O processamento das narrativas da prática, assim como o das situações-problema, ocorre nas sessões tutoriais, com um grupo de estudantes mediados pelo tutor. As situações-problema são construídas por um grupo de docentes que compõem um grupo vinculado à Comissão de Currículo do Curso. Isto é feito para garantir a elaboração de situações-problema que suscitem o desenvolvimento das competências indicadas no currículo e uma abordagem no nível de complexidade de cada período. As narrativas da prática, de algum modo semelhantes às situações-problema, são construídas pelos próprios estudantes, a partir de suas experiências nos cenários de integração ensino-trabalho-cidadania. Cada narrativa da prática leva, em média, três sessões tutoriais para seu processamento e construção de sínteses.

Na elaboração de uma narrativa da prática, o grupo constrói coletivamente o relato de uma situação vivida em um dos cenários de integração ensino-trabalho-cidadania em que estão atuando. Geralmente, várias experiências são apresentadas pelos integrantes do grupo. Através do debate, mediado pelo tutor, o próprio grupo busca um consenso, optando por uma narrativa considerada mais significativa e mobilizadora para o estudo. A partir de então, iniciam-se os movimentos de identificação dos problemas e de formulação de possíveis hipóteses.
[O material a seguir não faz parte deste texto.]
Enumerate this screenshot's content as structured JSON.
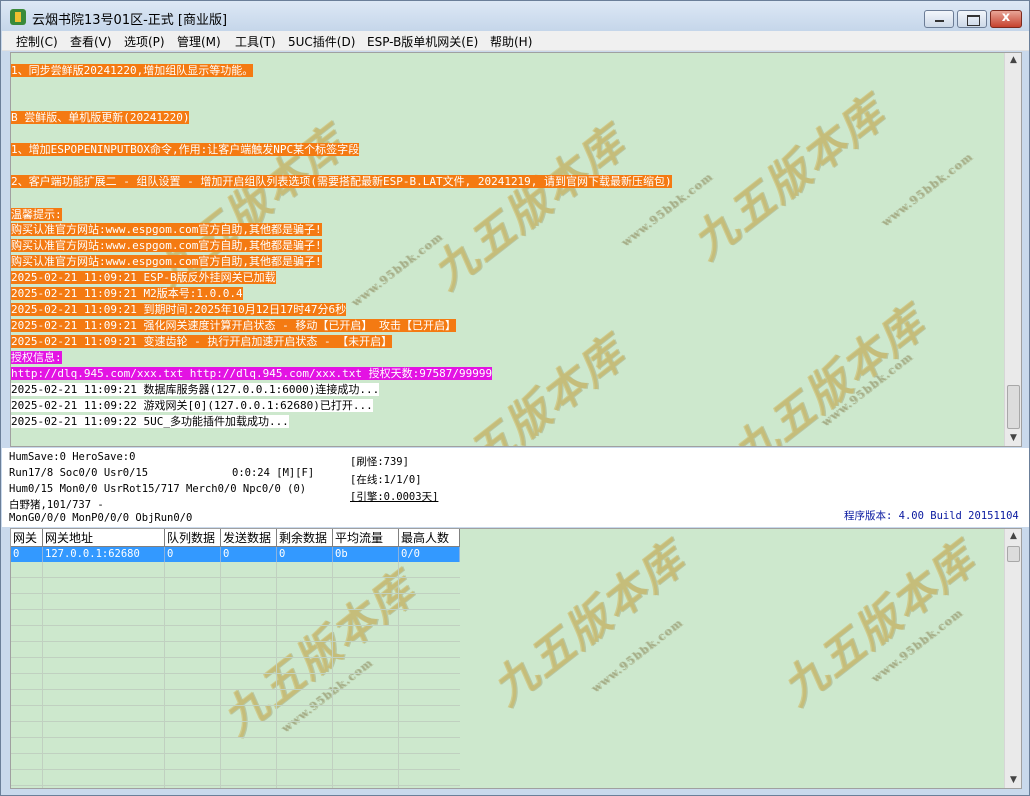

Esse momento inclui a explicitação de ideias, associações iniciais, percepções, sentimentos e valores. Esses movimentos são fundamentais para a mobilização dos conhecimentos prévios dos estudantes e para a identificação das capacidades presentes e das necessidades de aprendizagem de cada estudante e do grupo.

Após o levantamento das diferentes percepções sobre os problemas sugeridos pela narrativa, o grupo formula hipóteses que serão a base para elaboração de questões de aprendizagem, as quais orientam a busca de novas informações. Embora possam ser produzidas ao longo de todo o trabalho, o grupo seleciona as questões consideradas fundamentais e que serão objeto de discussão da sessão tutorial seguinte. Preferência é dada à formulação de questões de aprendizagem que possibilitam associações entre a situação em debate e a realidade.

A procura por novas informações, também chamada de busca ativa, é realizada pelos estudantes da forma e onde considerarem mais adequada. O Curso oferece um conjunto de referências bibliográficas na forma de livros e revistas científicas, além de estimular o acesso a bancos de dados e bases de publicações indexadas. Para algumas situações, essa busca poderá envolver a coleta primária de dados por meio de entrevistas e visitas de observação. Os espaços de instrutoria também podem ser utilizados na busca por explicações para as questões suscitadas pela narrativa da prática.

As informações trazidas são analisadas criticamente pelo grupo no que se refere ao conteúdo, à relevância e à qualidade das fontes. A construção de novos significados ocorre pelo confronto entre os saberes prévios do grupo e as novas informações e experiências consideradas válidas. A articulação entre esses novos saberes e a narrativa da prática que os desencadeou possibilita e desenvolve competências capazes de serem mobilizadas em outras situações da realidade.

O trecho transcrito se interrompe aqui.